De afwijzing van de financieringsaanvraag door Argenta is gebaseerd op de omstandigheid dat de huidige woning (van [gedaagde 2], ktr) nog niet verkocht was en als gevolg daarvan de totale lasten in verhouding tot het inkomen te hoog waren. [eiser] heeft weliswaar gesteld dat hij er niet van op de hoogte was dat [gedaagde 2] nog een eigen woning had, maar heeft dat niet bestreden. Omdat [gedaagden] niet verwachtten dat die situatie op korte termijn zou veranderen, hebben zij het kennelijk niet zinvol geacht naast Argenta nog andere financiële instellingen te benaderen, hetgeen zij binnen de financieringsperiode dan ook niet hebben gedaan. Zij hebben nadien nog wel aanvragen ingediend bij We/Assist (voor een financiering door Bank of Scotland) en -meer recent- bij ABN AMRO bank en ING bank. Met name de afwijzing op de laatste aanvraag bevestigt dat de combinatie van de woning van [gedaagde 2] en de hoogte van het inkomen van [gedaagden] aan financiering van de woning in de weg staat. Weliswaar moet er rekening mee worden gehouden dat de financieringsnormen in de loop der tijd strenger zijn geworden, maar het is een feit van algemene bekendheid dat die normen ook al in de periode waarin [gedaagden] zich op de hypotheekmarkt begaven, aanzienlijk waren aangescherpt, hetgeen blijkt uit de afwijzing van Argenta.
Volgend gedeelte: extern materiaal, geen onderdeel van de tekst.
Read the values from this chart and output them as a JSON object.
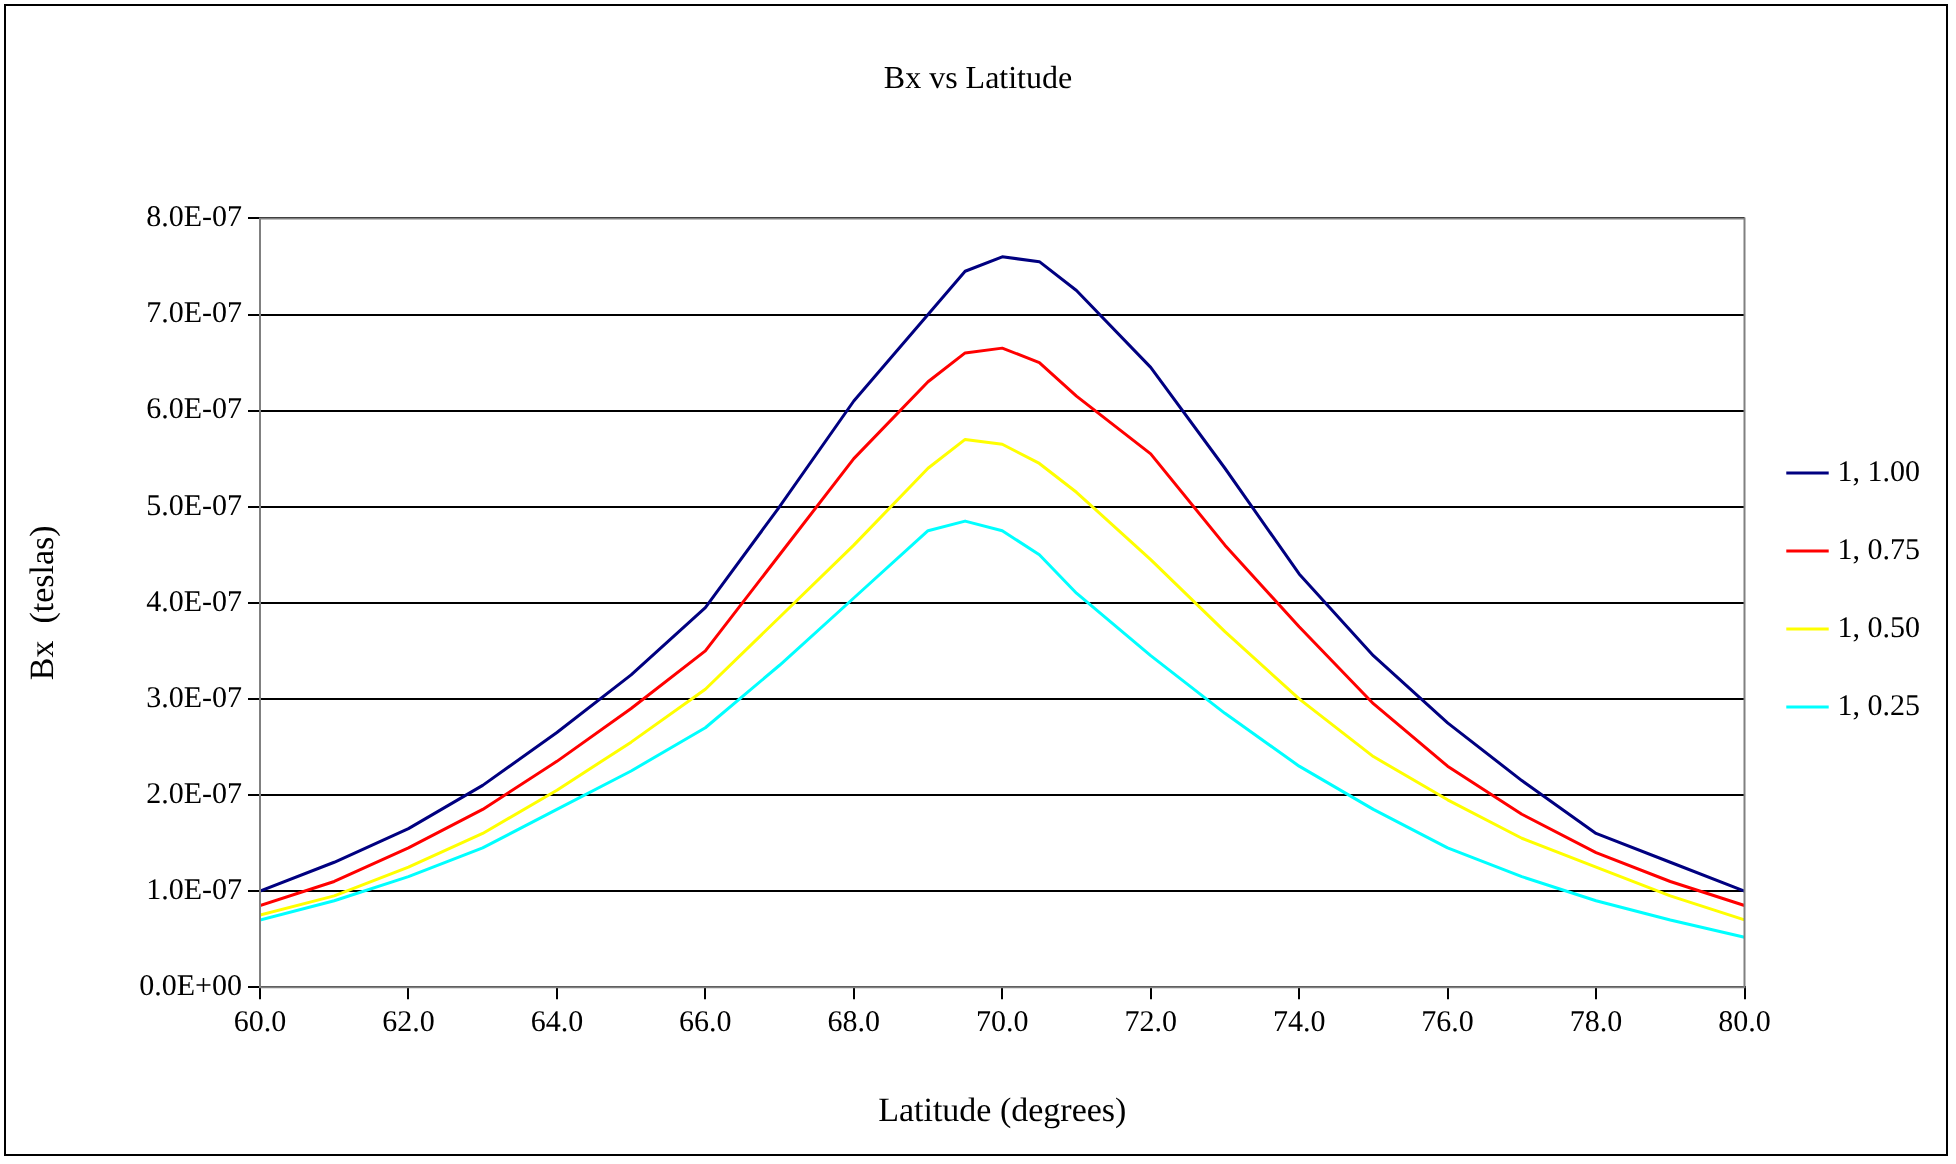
{
  "chart_data": {
    "type": "line",
    "title": "Bx vs Latitude",
    "xlabel": "Latitude (degrees)",
    "ylabel": "Bx  (teslas)",
    "x": [
      60,
      61,
      62,
      63,
      64,
      65,
      66,
      67,
      68,
      69,
      69.5,
      70,
      70.5,
      71,
      72,
      73,
      74,
      75,
      76,
      77,
      78,
      79,
      80
    ],
    "series": [
      {
        "name": "1, 1.00",
        "color": "#000080",
        "values": [
          1e-07,
          1.3e-07,
          1.65e-07,
          2.1e-07,
          2.65e-07,
          3.25e-07,
          3.95e-07,
          5e-07,
          6.1e-07,
          7e-07,
          7.45e-07,
          7.6e-07,
          7.55e-07,
          7.25e-07,
          6.45e-07,
          5.4e-07,
          4.3e-07,
          3.45e-07,
          2.75e-07,
          2.15e-07,
          1.6e-07,
          1.3e-07,
          1e-07
        ]
      },
      {
        "name": "1, 0.75",
        "color": "#ff0000",
        "values": [
          8.5e-08,
          1.1e-07,
          1.45e-07,
          1.85e-07,
          2.35e-07,
          2.9e-07,
          3.5e-07,
          4.5e-07,
          5.5e-07,
          6.3e-07,
          6.6e-07,
          6.65e-07,
          6.5e-07,
          6.15e-07,
          5.55e-07,
          4.6e-07,
          3.75e-07,
          2.95e-07,
          2.3e-07,
          1.8e-07,
          1.4e-07,
          1.1e-07,
          8.5e-08
        ]
      },
      {
        "name": "1, 0.50",
        "color": "#ffff00",
        "values": [
          7.5e-08,
          9.5e-08,
          1.25e-07,
          1.6e-07,
          2.05e-07,
          2.55e-07,
          3.1e-07,
          3.85e-07,
          4.6e-07,
          5.4e-07,
          5.7e-07,
          5.65e-07,
          5.45e-07,
          5.15e-07,
          4.45e-07,
          3.7e-07,
          3e-07,
          2.4e-07,
          1.95e-07,
          1.55e-07,
          1.25e-07,
          9.5e-08,
          7e-08
        ]
      },
      {
        "name": "1, 0.25",
        "color": "#00ffff",
        "values": [
          7e-08,
          9e-08,
          1.15e-07,
          1.45e-07,
          1.85e-07,
          2.25e-07,
          2.7e-07,
          3.35e-07,
          4.05e-07,
          4.75e-07,
          4.85e-07,
          4.75e-07,
          4.5e-07,
          4.1e-07,
          3.45e-07,
          2.85e-07,
          2.3e-07,
          1.85e-07,
          1.45e-07,
          1.15e-07,
          9e-08,
          7e-08,
          5.2e-08
        ]
      }
    ],
    "xlim": [
      60,
      80
    ],
    "xticks": [
      {
        "value": 60,
        "label": "60.0"
      },
      {
        "value": 62,
        "label": "62.0"
      },
      {
        "value": 64,
        "label": "64.0"
      },
      {
        "value": 66,
        "label": "66.0"
      },
      {
        "value": 68,
        "label": "68.0"
      },
      {
        "value": 70,
        "label": "70.0"
      },
      {
        "value": 72,
        "label": "72.0"
      },
      {
        "value": 74,
        "label": "74.0"
      },
      {
        "value": 76,
        "label": "76.0"
      },
      {
        "value": 78,
        "label": "78.0"
      },
      {
        "value": 80,
        "label": "80.0"
      }
    ],
    "ylim": [
      0,
      8e-07
    ],
    "yticks": [
      {
        "value": 0,
        "label": "0.0E+00"
      },
      {
        "value": 1e-07,
        "label": "1.0E-07"
      },
      {
        "value": 2e-07,
        "label": "2.0E-07"
      },
      {
        "value": 3e-07,
        "label": "3.0E-07"
      },
      {
        "value": 4e-07,
        "label": "4.0E-07"
      },
      {
        "value": 5e-07,
        "label": "5.0E-07"
      },
      {
        "value": 6e-07,
        "label": "6.0E-07"
      },
      {
        "value": 7e-07,
        "label": "7.0E-07"
      },
      {
        "value": 8e-07,
        "label": "8.0E-07"
      }
    ],
    "grid": "y",
    "legend": "right",
    "marker": "none",
    "line_style": "solid"
  }
}
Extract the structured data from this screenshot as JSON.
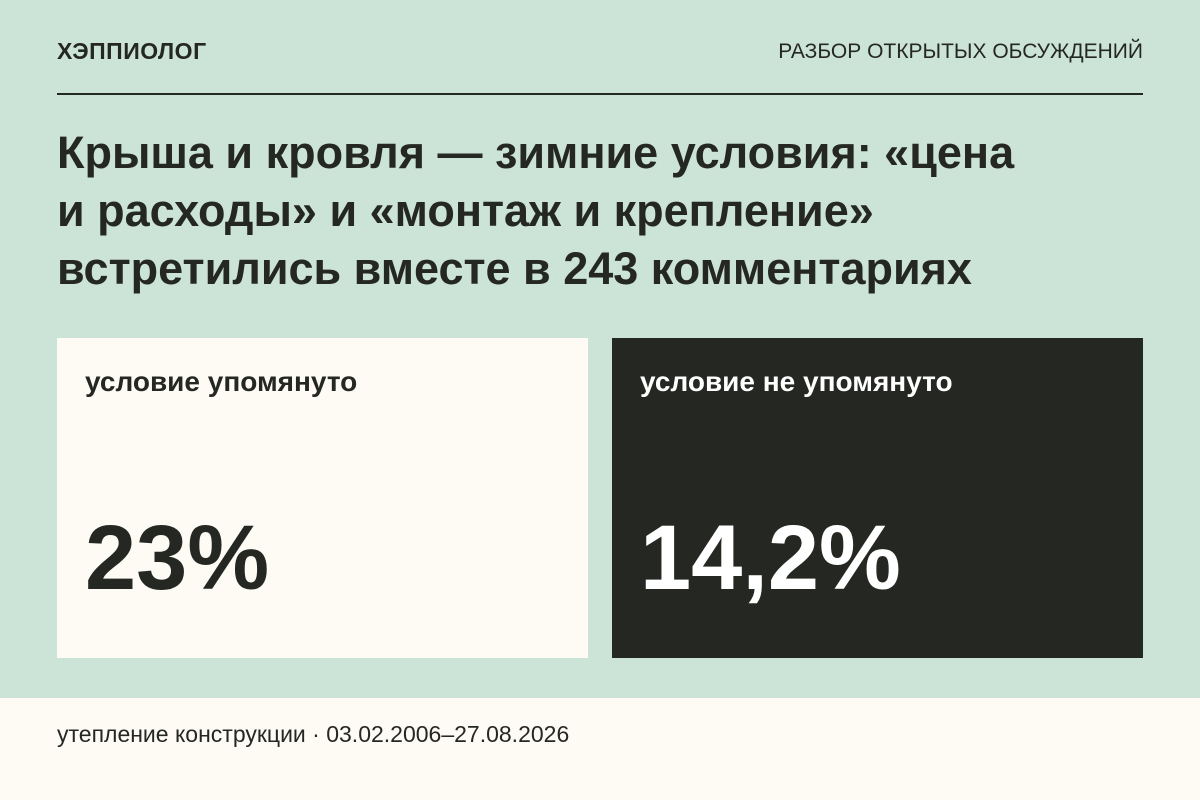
{
  "header": {
    "brand": "ХЭППИОЛОГ",
    "section": "РАЗБОР ОТКРЫТЫХ ОБСУЖДЕНИЙ"
  },
  "title": {
    "lines": [
      "Крыша и кровля — зимние условия: «цена",
      "и расходы» и «монтаж и крепление»",
      "встретились вместе в 243 комментариях"
    ]
  },
  "cards": [
    {
      "label": "условие упомянуто",
      "value": "23%"
    },
    {
      "label": "условие не упомянуто",
      "value": "14,2%"
    }
  ],
  "footer": {
    "text": "утепление конструкции · 03.02.2006–27.08.2026"
  }
}
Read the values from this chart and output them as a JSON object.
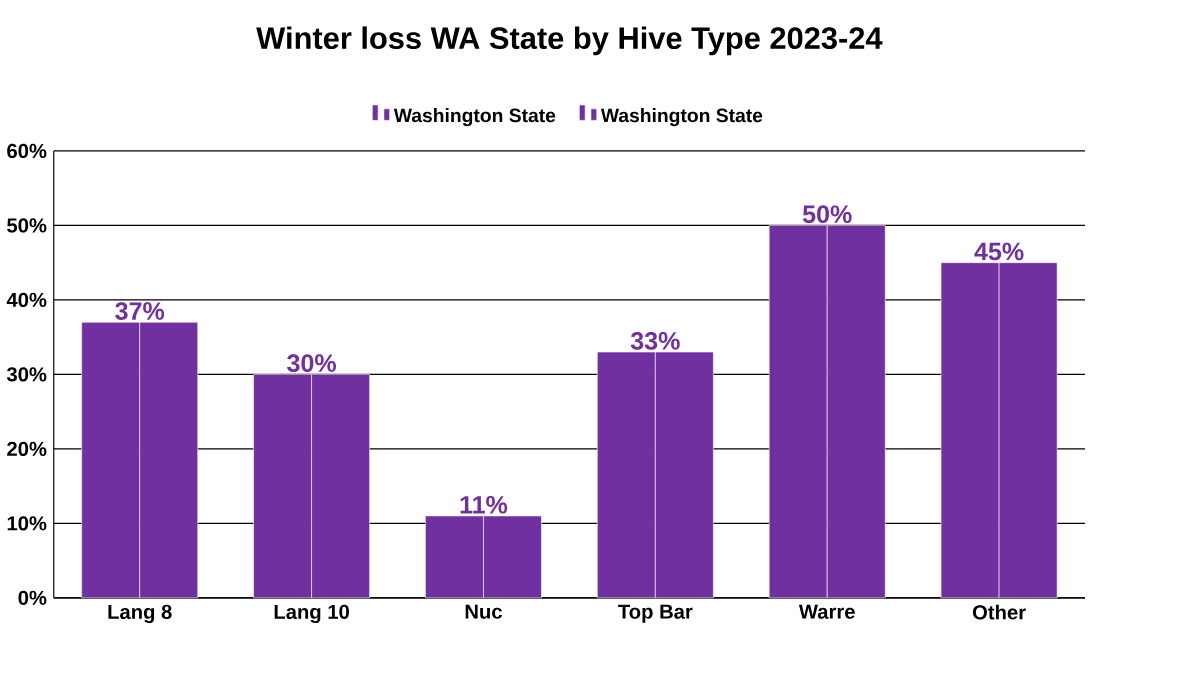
{
  "chart_data": {
    "type": "bar",
    "title": "Winter loss WA State by Hive Type 2023-24",
    "categories": [
      "Lang 8",
      "Lang 10",
      "Nuc",
      "Top Bar",
      "Warre",
      "Other"
    ],
    "series": [
      {
        "name": "Washington State",
        "color": "#7030a0",
        "values": [
          37,
          30,
          11,
          33,
          50,
          45
        ],
        "value_labels": [
          "37%",
          "30%",
          "11%",
          "33%",
          "50%",
          "45%"
        ]
      },
      {
        "name": "Washington State",
        "color": "#7030a0",
        "values": [
          37,
          30,
          11,
          33,
          50,
          45
        ]
      }
    ],
    "ylim": [
      0,
      60
    ],
    "yticks": [
      {
        "value": 0,
        "label": "0%"
      },
      {
        "value": 10,
        "label": "10%"
      },
      {
        "value": 20,
        "label": "20%"
      },
      {
        "value": 30,
        "label": "30%"
      },
      {
        "value": 40,
        "label": "40%"
      },
      {
        "value": 50,
        "label": "50%"
      },
      {
        "value": 60,
        "label": "60%"
      }
    ],
    "grid": "y",
    "legend": "top"
  }
}
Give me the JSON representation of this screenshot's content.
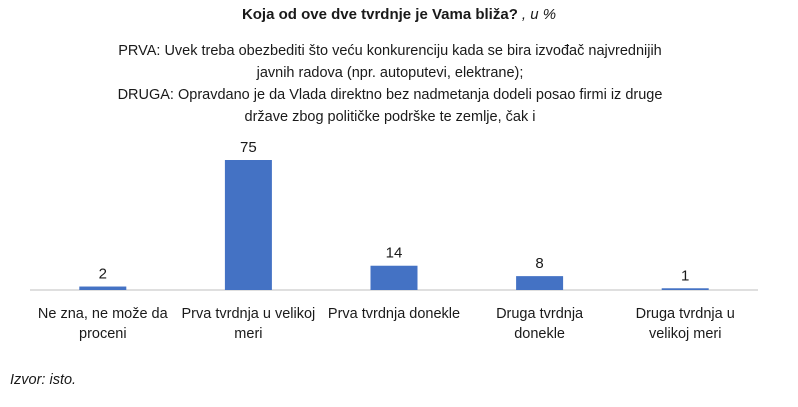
{
  "chart_data": {
    "type": "bar",
    "title": "Koja od ove dve tvrdnje je Vama bliža?",
    "title_unit": ", u %",
    "subtitle_lines": [
      "PRVA: Uvek treba obezbediti što veću konkurenciju kada se bira izvođač najvrednijih",
      "javnih radova (npr. autoputevi, elektrane);",
      "DRUGA: Opravdano je da Vlada direktno bez nadmetanja dodeli posao firmi iz druge",
      "države zbog političke podrške te zemlje, čak i"
    ],
    "categories": [
      [
        "Ne zna, ne može da",
        "proceni"
      ],
      [
        "Prva tvrdnja u velikoj",
        "meri"
      ],
      [
        "Prva tvrdnja donekle"
      ],
      [
        "Druga tvrdnja",
        "donekle"
      ],
      [
        "Druga tvrdnja u",
        "velikoj meri"
      ]
    ],
    "values": [
      2,
      75,
      14,
      8,
      1
    ],
    "ylim": [
      0,
      75
    ],
    "bar_color": "#4472C4",
    "grid": false,
    "data_labels": true
  },
  "source": "Izvor: isto."
}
De kantonrechter acht dan ook aannemelijk dat een tweede financieringsaanvraag bij een andere financiële instelling eveneens zou hebben geleid tot afwijzing.
4.5.
Nu het er derhalve voor gehouden moet worden dat een tweede financieringsaanvraag niet tot een ander resultaat had geleid, konden [gedaagden] onder de geschetste omstandigheden daarom volstaan met de enkele afwijzing van Argenta en hebben zij zich daarmee voldoende ingespannen om de benodigde financiering te verkrijgen. Dat de makelaar van [eiser] nog andere mogelijkheden heeft aangedragen, doet daaraan niet af. In het midden kan dan verder blijven of, zoals [gedaagden] hebben betoogd en [eiser] heeft betwist, partijen met elkaar zijn overeengekomen dat één afwijzing volstond.
5.
Het voorgaande leidt tot de slotsom dat [gedaagden] niet zijn tekortgekomen in de nakoming van hun verplichtingen en met recht een beroep hebben gedaan op artikel 16.1 van de koopovereenkomst, die als gevolg daarvan is ontbonden. De ontbindingsverklaring van [eiser] van 14 september 2012 heeft dan ook geen betekenis, zodat evenmin aanspraak op de contractuele boete is ontstaan. De vorderingen van [eiser] zullen daarom worden afgewezen.
6.
Als de in het ongelijk te stellen partij zal [eiser] de proceskosten van [gedaagden] moeten vergoeden.

DE BESLISSING

De kantonrechter:
wijst de vorderingen af;
veroordeelt [eiser] in de proceskosten aan de zijde van [gedaagden] tot op heden begroot op € 900,-- wegens salaris gemachtigde.
Dit vonnis is gewezen door mr. J.A. van Voorthuizen, kantonrechter, en uitgesproken ter openbare terechtzitting van 16 oktober 2013, in tegenwoordigheid van de griffier.